Freaky Friday -Freaky Things Authors Do

cat-717193_1280We all have images of what our favorite authors did while writing the books we love. Some envision an author with disheveled hair hunched over his manual typewriter in a room with stacks and stacks of papers and books surrounding him, a stale sandwich on a plate, a cup filled with cold coffee and a cat napping in the small ray of sunshine that breaks through the tightly drawn curtains. Others see their author writing on a pad of long, yellow stationary on a bench on a train as they head to or come from work each day. The tips of their fingers stained black from the ink pen and a spot of mustard on their jacket collar from the beef sandwich they hastily ate at lunch while feverishly penning their work. Whatever you imagine, authors do strange things, even weird things, freaky things to writer. I thought at HFA we would enjoy a glimpse into the strange and wonderful world of our beloved authors. And in doing so, for those of you who write, perhaps this will make you feel at ease with some of the weird things you do.


T.S. Eliot, hiding away at Charing Cross Road had his face tinted green with powder to look cadaverous while writing. (T.S. Eliot: A Modern Life)

Vladimir Nabokov, Index cards — the man loved them. Most of his novels were written on handy 3 x 5 inch cards, which would be paper-clipped and stored in slim boxes. (Flavorwire)

Ben Franklin started his days with an air bath—half an hour each day in his birthday suit in front of an open window—to read, write, and get his mental juices flowing. I’m sorry Ben, but you won’t find me in my birthday suit wave at my neighbors. That doesn’t get my mental juices going but it does get the neighborhood gossip going and the paddy wagon comin’!

French novelist Honore de Balzac. This historical writer consumed as many as 50 cups of coffee every day, barely sleeping at all while composing his magnum opus, La Comedie Humaine. I’m not surprised at the lack of sleep…imagine if energy drinks were available…scary thought!

What do George Orwell, Mark Twain, Edith Wharton, Winston Churchill, and Marcel Proust have in common? They all found writing horizontally helpful in the writing process. Yes! you read it here. Lying in bed can be productive!

But if lying down isn’t quite enough inspiration for you, try what James Joyce did. Joyce wrote in a white coat, lying on his stomach with a large blue pencil. In fact most of Finnegans Wake was composed with crayon pieces on cardboard!  Look! We can use our box of 24 crayola crayons again, and there are no lines we have to keep inside!

If lying in bed is not so appealing what about taking a bath? I personally love a bubble bath with soft candlelight. It is said that Agatha Christie munched on apples while in the bathtub  when plotting out the murder scenes for her novels. (A snack and a bubble bath… I think Agatha has something going there, don’t you?)

John Steinbeck had to have 12 perfectly sharpened pencils on his desk. (Steinbeck wrote his drafts in pencil.) I am lucky to find one sharp pencil or even a pen in my house. My children love to draw and these are great tools for their trade.

In order to complete his manuscript for February 1831, Victor Hugo armed with a entire bottle of ink placed himself under house arrest for months. It is even recorded that to prevent himself from escaping before completing his work he locked away his clothes and was left with only a large gray shawl to wear. For many months this was his outfit and he managed to finish his novel, The Hunchback of Notre Dame, weeks before the deadline.
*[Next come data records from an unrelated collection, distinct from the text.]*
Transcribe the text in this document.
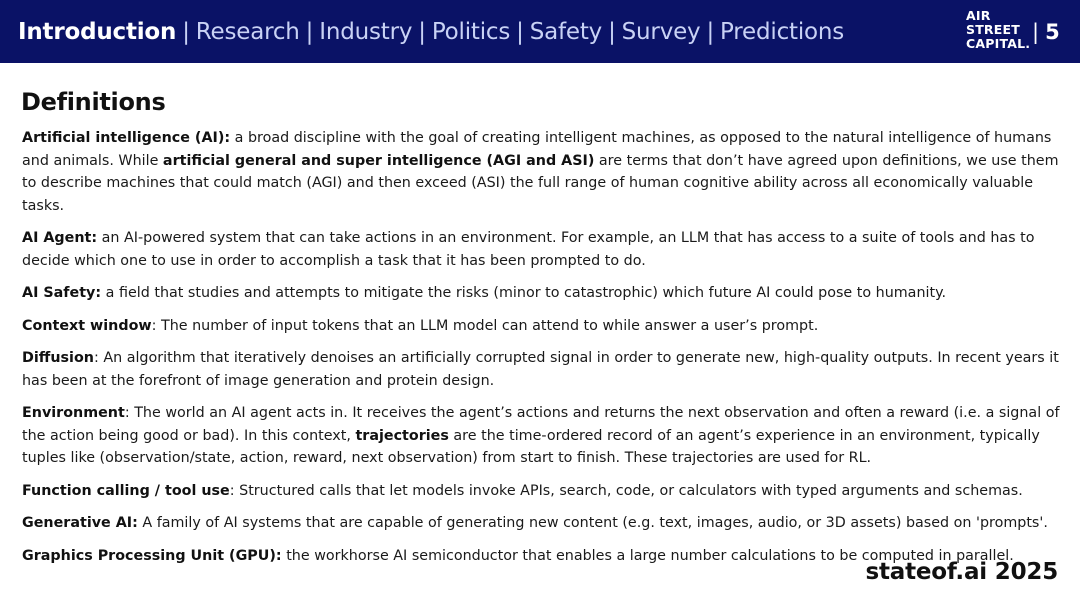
Introduction | Research | Industry | Politics | Safety | Survey | Predictions
AIR
STREET
CAPITAL. | 5
Definitions

Artificial intelligence (AI): a broad discipline with the goal of creating intelligent machines, as opposed to the natural intelligence of humans and animals. While artificial general and super intelligence (AGI and ASI) are terms that don’t have agreed upon definitions, we use them to describe machines that could match (AGI) and then exceed (ASI) the full range of human cognitive ability across all economically valuable tasks.

AI Agent: an AI-powered system that can take actions in an environment. For example, an LLM that has access to a suite of tools and has to decide which one to use in order to accomplish a task that it has been prompted to do.

AI Safety: a field that studies and attempts to mitigate the risks (minor to catastrophic) which future AI could pose to humanity.

Context window: The number of input tokens that an LLM model can attend to while answer a user’s prompt.

Diffusion: An algorithm that iteratively denoises an artificially corrupted signal in order to generate new, high-quality outputs. In recent years it has been at the forefront of image generation and protein design.

Environment: The world an AI agent acts in. It receives the agent’s actions and returns the next observation and often a reward (i.e. a signal of the action being good or bad). In this context, trajectories are the time-ordered record of an agent’s experience in an environment, typically tuples like (observation/state, action, reward, next observation) from start to finish. These trajectories are used for RL.

Function calling / tool use: Structured calls that let models invoke APIs, search, code, or calculators with typed arguments and schemas.

Generative AI: A family of AI systems that are capable of generating new content (e.g. text, images, audio, or 3D assets) based on 'prompts'.

Graphics Processing Unit (GPU): the workhorse AI semiconductor that enables a large number calculations to be computed in parallel.

stateof.ai 2025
My dear HFA reader and writer. I hope this Freaky Friday blog post brings a smile to your lips and a bounce in your step. You see, I take great solace in the fact that so many of our great authors did unusual, freakish things to write their profound works for us. This means whatever strange thing you or I may do in the process of our passions, we are among friends.

Why don’t you share with all of us what unusual thing you do to prepare for writing, while your writing or to bring about inspiration for writing? C’mon, let’s hear from you all!